The story is told about one of the famous
eighteenth century classical composers who had a rebellious son. This boy gave
his parents terrible heartaches. One of the things the boy enjoyed doing to
make his father upset was to come in late at night after his dad and mom had gone
to bed, and before going to his own room, sit down at his dad’s piano in the
living room. Slowly, loudly, he’d play a simple scale, note by note,
deliberately. And he would intentionally stop the scale right before the final note,
leaving the scale unfinished. Then he would go to his bedroom.
His father, hearing the scale minus the final
note, would toss and turn in his bed, going crazy, his mind unable to relax
because the scale was unresolved. Finally, in consternation, he would groggily stumble
down the stairs to his piano and hit the final note of the scale. Only then
would his mind and body surrender to sleep.
We have all been created with the need for
completion and resolution in our lives. So when we don’t experience that, we
feel frustrated. We are half ourselves, like there is a need for something
more. Thousands of people live their lives in search of something more, never
quite sure where to look, often experimenting in ways that are not effective or
healthy and that do not produce the desired result.
St. Augustine, one of the early church fathers
of Christianity, noted this reality about life and penned the words, “God, you
have made us for yourself, and our hearts are restless till they find their
rest in you.” This is one of the central truths of Scripture. We were created
by God with a God-shaped hole that can only be truly filled by God. Another way
of saying it is, when we pay attention to God in our lives and how God
encompasses and embraces and fills all of life, we are brought to a sense of
completeness and resolution like nothing else can do for us.

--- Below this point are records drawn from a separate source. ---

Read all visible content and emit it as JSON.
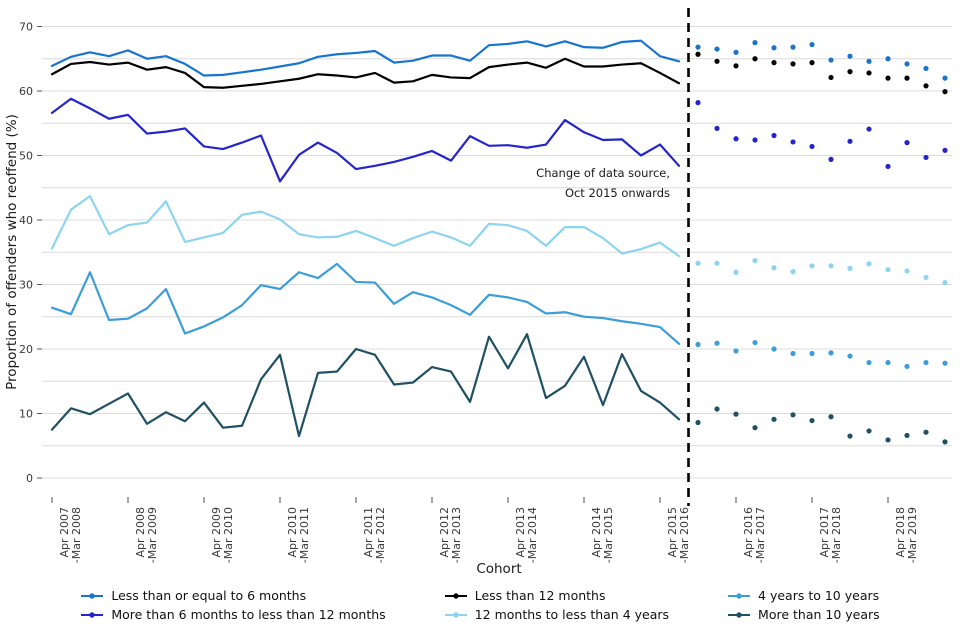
{
  "chart_data": {
    "type": "line",
    "title": "",
    "ylabel": "Proportion of offenders who reoffend (%)",
    "xlabel": "Cohort",
    "ylim": [
      0,
      70
    ],
    "y_ticks": [
      0,
      10,
      20,
      30,
      40,
      50,
      60,
      70
    ],
    "gridline_step": 5,
    "legend_position": "bottom",
    "grid": "horizontal",
    "n_points": 48,
    "line_point_count": 34,
    "dashed_divider_after_index": 33,
    "annotation": [
      "Change of data source,",
      "Oct 2015 onwards"
    ],
    "x_tick_positions": [
      0,
      4,
      8,
      12,
      16,
      20,
      24,
      28,
      32,
      36,
      40,
      44
    ],
    "x_tick_labels": [
      [
        "Apr 2007",
        "-Mar 2008"
      ],
      [
        "Apr 2008",
        "-Mar 2009"
      ],
      [
        "Apr 2009",
        "-Mar 2010"
      ],
      [
        "Apr 2010",
        "-Mar 2011"
      ],
      [
        "Apr 2011",
        "-Mar 2012"
      ],
      [
        "Apr 2012",
        "-Mar 2013"
      ],
      [
        "Apr 2013",
        "-Mar 2014"
      ],
      [
        "Apr 2014",
        "-Mar 2015"
      ],
      [
        "Apr 2015",
        "-Mar 2016"
      ],
      [
        "Apr 2016",
        "-Mar 2017"
      ],
      [
        "Apr 2017",
        "-Mar 2018"
      ],
      [
        "Apr 2018",
        "-Mar 2019"
      ]
    ],
    "series": [
      {
        "id": "le6m",
        "name": "Less than or equal to 6 months",
        "color": "#1874cd",
        "line_values": [
          63.9,
          65.3,
          66.0,
          65.4,
          66.3,
          65.0,
          65.4,
          64.2,
          62.4,
          62.5,
          62.9,
          63.3,
          63.8,
          64.3,
          65.3,
          65.7,
          65.9,
          66.2,
          64.4,
          64.7,
          65.5,
          65.5,
          64.7,
          67.1,
          67.3,
          67.7,
          66.9,
          67.7,
          66.8,
          66.7,
          67.6,
          67.8,
          65.4,
          64.6
        ],
        "dot_values": [
          66.8,
          66.5,
          66.0,
          67.5,
          66.7,
          66.8,
          67.2,
          64.8,
          65.4,
          64.6,
          65.0,
          64.2,
          63.5,
          62.0
        ]
      },
      {
        "id": "m6tol12m",
        "name": "More than 6 months to less than 12 months",
        "color": "#2525cc",
        "line_values": [
          56.6,
          58.8,
          57.3,
          55.7,
          56.3,
          53.4,
          53.7,
          54.2,
          51.4,
          51.0,
          52.0,
          53.1,
          46.0,
          50.1,
          52.0,
          50.4,
          47.9,
          48.4,
          49.0,
          49.8,
          50.7,
          49.2,
          53.0,
          51.5,
          51.6,
          51.2,
          51.7,
          55.5,
          53.6,
          52.4,
          52.5,
          50.0,
          51.7,
          48.4
        ],
        "dot_values": [
          58.2,
          54.2,
          52.6,
          52.4,
          53.1,
          52.1,
          51.4,
          49.4,
          52.2,
          54.1,
          48.3,
          52.0,
          49.7,
          50.8
        ]
      },
      {
        "id": "lt12m",
        "name": "Less than 12 months",
        "color": "#000000",
        "line_values": [
          62.6,
          64.2,
          64.5,
          64.1,
          64.4,
          63.3,
          63.7,
          62.8,
          60.6,
          60.5,
          60.8,
          61.1,
          61.5,
          61.9,
          62.6,
          62.4,
          62.1,
          62.8,
          61.3,
          61.5,
          62.5,
          62.1,
          62.0,
          63.7,
          64.1,
          64.4,
          63.6,
          65.0,
          63.8,
          63.8,
          64.1,
          64.3,
          62.8,
          61.2
        ],
        "dot_values": [
          65.7,
          64.6,
          63.9,
          65.0,
          64.4,
          64.2,
          64.4,
          62.1,
          63.0,
          62.8,
          62.0,
          62.0,
          60.8,
          59.9
        ]
      },
      {
        "id": "12mtol4y",
        "name": "12 months to less than 4 years",
        "color": "#8dd4f0",
        "line_values": [
          35.6,
          41.6,
          43.7,
          37.8,
          39.2,
          39.6,
          42.9,
          36.6,
          37.3,
          38.0,
          40.8,
          41.3,
          40.1,
          37.8,
          37.3,
          37.4,
          38.3,
          37.2,
          36.0,
          37.2,
          38.2,
          37.3,
          36.0,
          39.4,
          39.2,
          38.3,
          36.0,
          38.9,
          38.9,
          37.2,
          34.8,
          35.5,
          36.5,
          34.4
        ],
        "dot_values": [
          33.3,
          33.3,
          31.9,
          33.7,
          32.6,
          32.0,
          32.9,
          32.9,
          32.5,
          33.2,
          32.3,
          32.1,
          31.1,
          30.3
        ]
      },
      {
        "id": "4yto10y",
        "name": "4 years to 10 years",
        "color": "#3c9dd8",
        "line_values": [
          26.4,
          25.4,
          31.9,
          24.5,
          24.7,
          26.3,
          29.3,
          22.4,
          23.5,
          24.9,
          26.8,
          29.9,
          29.3,
          31.9,
          31.0,
          33.2,
          30.4,
          30.3,
          27.0,
          28.8,
          28.0,
          26.8,
          25.3,
          28.4,
          28.0,
          27.3,
          25.5,
          25.7,
          25.0,
          24.8,
          24.3,
          23.9,
          23.4,
          20.8
        ],
        "dot_values": [
          20.7,
          20.9,
          19.7,
          21.0,
          20.0,
          19.3,
          19.3,
          19.4,
          18.9,
          17.9,
          17.9,
          17.3,
          17.9,
          17.8
        ]
      },
      {
        "id": "gt10y",
        "name": "More than 10 years",
        "color": "#1f5064",
        "line_values": [
          7.5,
          10.8,
          9.9,
          11.5,
          13.1,
          8.4,
          10.2,
          8.8,
          11.7,
          7.8,
          8.1,
          15.3,
          19.1,
          6.5,
          16.3,
          16.5,
          20.0,
          19.1,
          14.5,
          14.8,
          17.2,
          16.5,
          11.8,
          21.9,
          17.0,
          22.3,
          12.4,
          14.3,
          18.8,
          11.3,
          19.2,
          13.5,
          11.7,
          9.1
        ],
        "dot_values": [
          8.6,
          10.7,
          9.9,
          7.8,
          9.1,
          9.8,
          8.9,
          9.5,
          6.5,
          7.3,
          5.9,
          6.6,
          7.1,
          5.6
        ]
      }
    ],
    "legend_columns": [
      [
        0,
        1
      ],
      [
        2,
        3
      ],
      [
        4,
        5
      ]
    ],
    "divider_color": "#000000",
    "gridline_color": "#dcdcdc"
  }
}
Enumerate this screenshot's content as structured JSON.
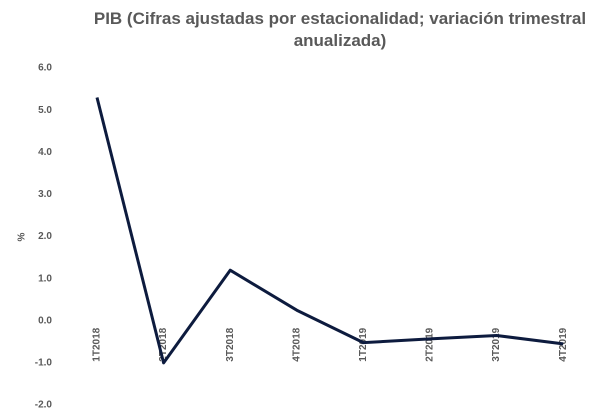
{
  "chart_data": {
    "type": "line",
    "title": "PIB (Cifras ajustadas por estacionalidad; variación trimestral anualizada)",
    "y_label": "%",
    "categories": [
      "1T2018",
      "2T2018",
      "3T2018",
      "4T2018",
      "1T2019",
      "2T2019",
      "3T2019",
      "4T2019"
    ],
    "series": [
      {
        "name": "PIB",
        "color": "#0d1b3e",
        "values": [
          5.3,
          -1.0,
          1.2,
          0.25,
          -0.52,
          -0.43,
          -0.35,
          -0.55
        ]
      }
    ],
    "ylim": [
      -2,
      6
    ],
    "yticks": [
      {
        "value": -2,
        "label": "-2.0"
      },
      {
        "value": -1,
        "label": "-1.0"
      },
      {
        "value": 0,
        "label": "0.0"
      },
      {
        "value": 1,
        "label": "1.0"
      },
      {
        "value": 2,
        "label": "2.0"
      },
      {
        "value": 3,
        "label": "3.0"
      },
      {
        "value": 4,
        "label": "4.0"
      },
      {
        "value": 5,
        "label": "5.0"
      },
      {
        "value": 6,
        "label": "6.0"
      }
    ],
    "grid": false
  }
}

When we realize that the whole point of worship
is to pay attention to God as the creator and sustainer and redeemer of life,
to focus our hearts on God and God’s purpose for life, we begin to sense the
absolute value of worship to the human experience. Worship is one of God’s most
effective tools for bringing us to a place of completion and resolution in our
lives.
Yet the tragic irony is that the way so many
congregations worship on any given Sabbath—the lack of intentionality, the lack
of preparation and planning, the lack of focus, the lack of anything in the
service that is engaging and meaningful—would lead one to think that corporate worship
is not very important or less important than the other activities of the
church. Our practice reveals our true belief and values.
“Evangelism is an exceedingly important work of
the church, as is teaching, fellowship, servanthood, missions, and the healing
of broken lives,” writes Robert Webber in his book Worship Is A Verb. “But it is worship that
really stands behind all these activities. The church is first a worshipping
community. Evangelism and other functions of ministry flow from the worship of
the church.” (page 18)
Worship as God’s tool to connect us with Him and
bring us completion and resolution in our lives is of primary significance. But
if the way churches plan and facilitate the worship experience often is not as
effective as it could be, then this divine tool doesn’t accomplish what it was
designed to. Perhaps sloppy and poorly executed worship experiences actually increase
our sense of incompleteness, like the composer painfully experienced when his son
left the final note of the scale unplayed. That is actually the way many
worshipers describe their feelings when they attend church services.